I was in England for about six to eight months, and then the invasions of Normandy started. I did land in Normandy but not on D-Day. It was some time in July, but hey, we were still just hanging on by our toenails. When I landed in Normandy, we spent hours waterproofing this truck so it could go through the water. They put us on this boat and took us over to the beaches of Normandy, and then they sent out these two LSTs (Landing Ship Tank) to take the trucks into the shore. Our truck was great – nothing the matter with it. The only thing is, the driver of the truck had the key in his pocket, and he was on another boat about a mile off shore. So they had to give us a complete dry landing. We didn't get our feet wet. That scared the pants off of us because it was quite lively over there at that time. Shellfire and stuff like that. We were all open and thinking, "Good God, I hope they don't hit this thing because it will go down like a rock.

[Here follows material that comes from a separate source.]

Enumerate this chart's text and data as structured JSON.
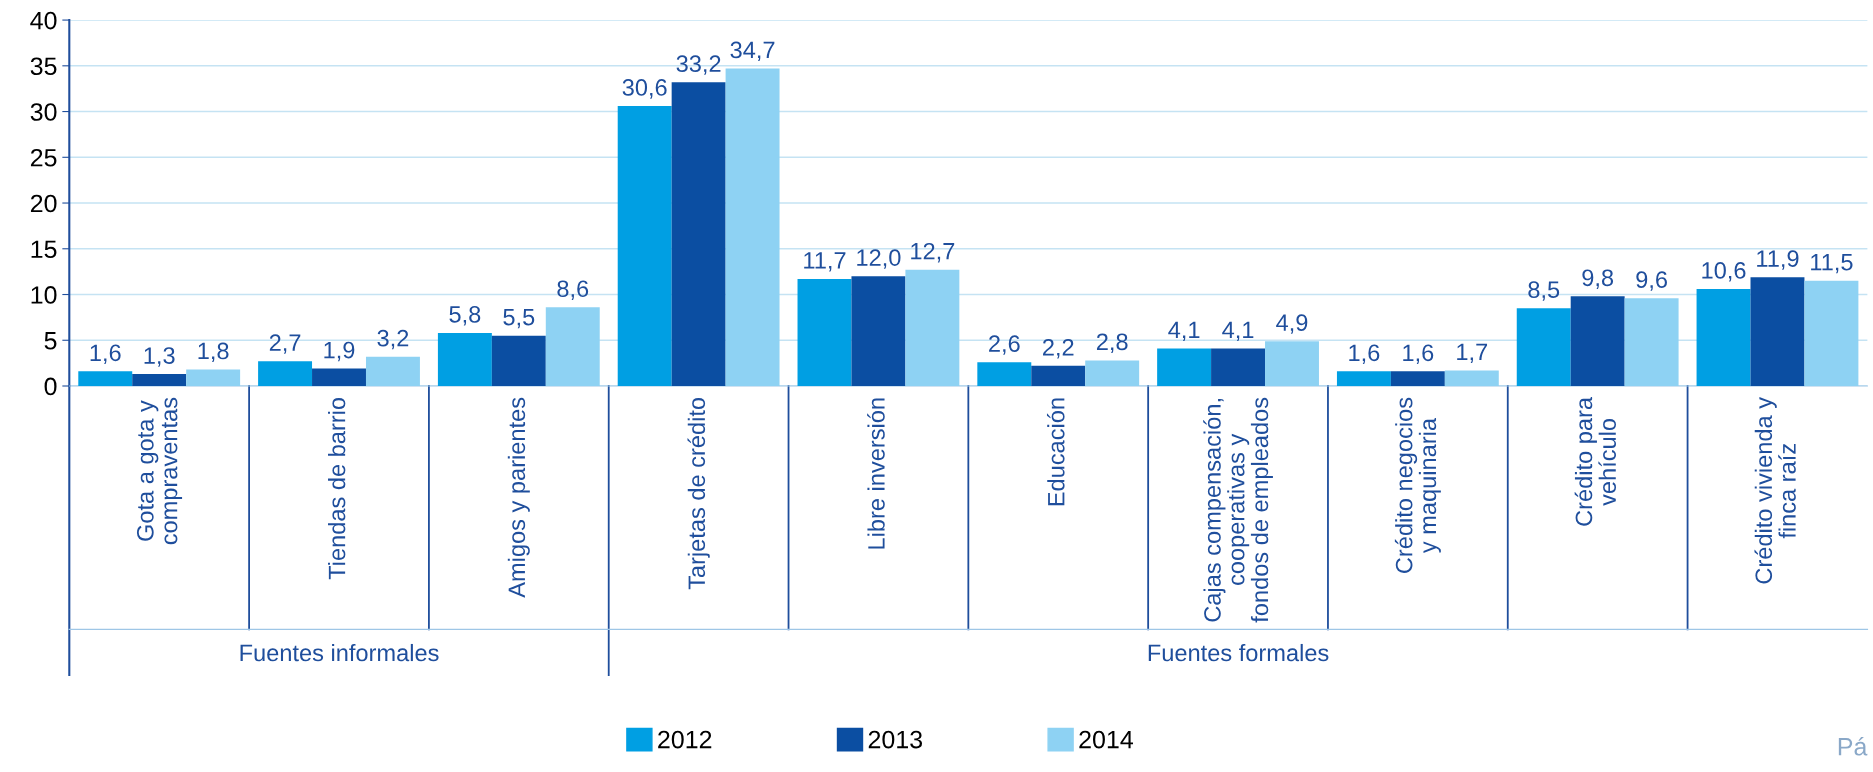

The German army retreated and I was sent up to Le Havre. I was in Le Havre for a short time and I got thrown out of a jeep, and I was put in hospital for a couple months. I never did recover from the accident. I was sent back up to Holland, and from there I ended up down in Caen right after they'd finished bombing it. And the stench from that bombing and the bodies under the rubble, it comes back and haunts me, and still does to this day.

I was in a place called Ghent in Belgium. This was around Christmas time. The troops had decided to give our sugar ration to the kids because it was Christmas day. They had a big party for all these kids that lived around the barracks. Then we found out after we had the Christmas party for the kids, the Germans, before they left, they had a party for the kids. I thought that was funny.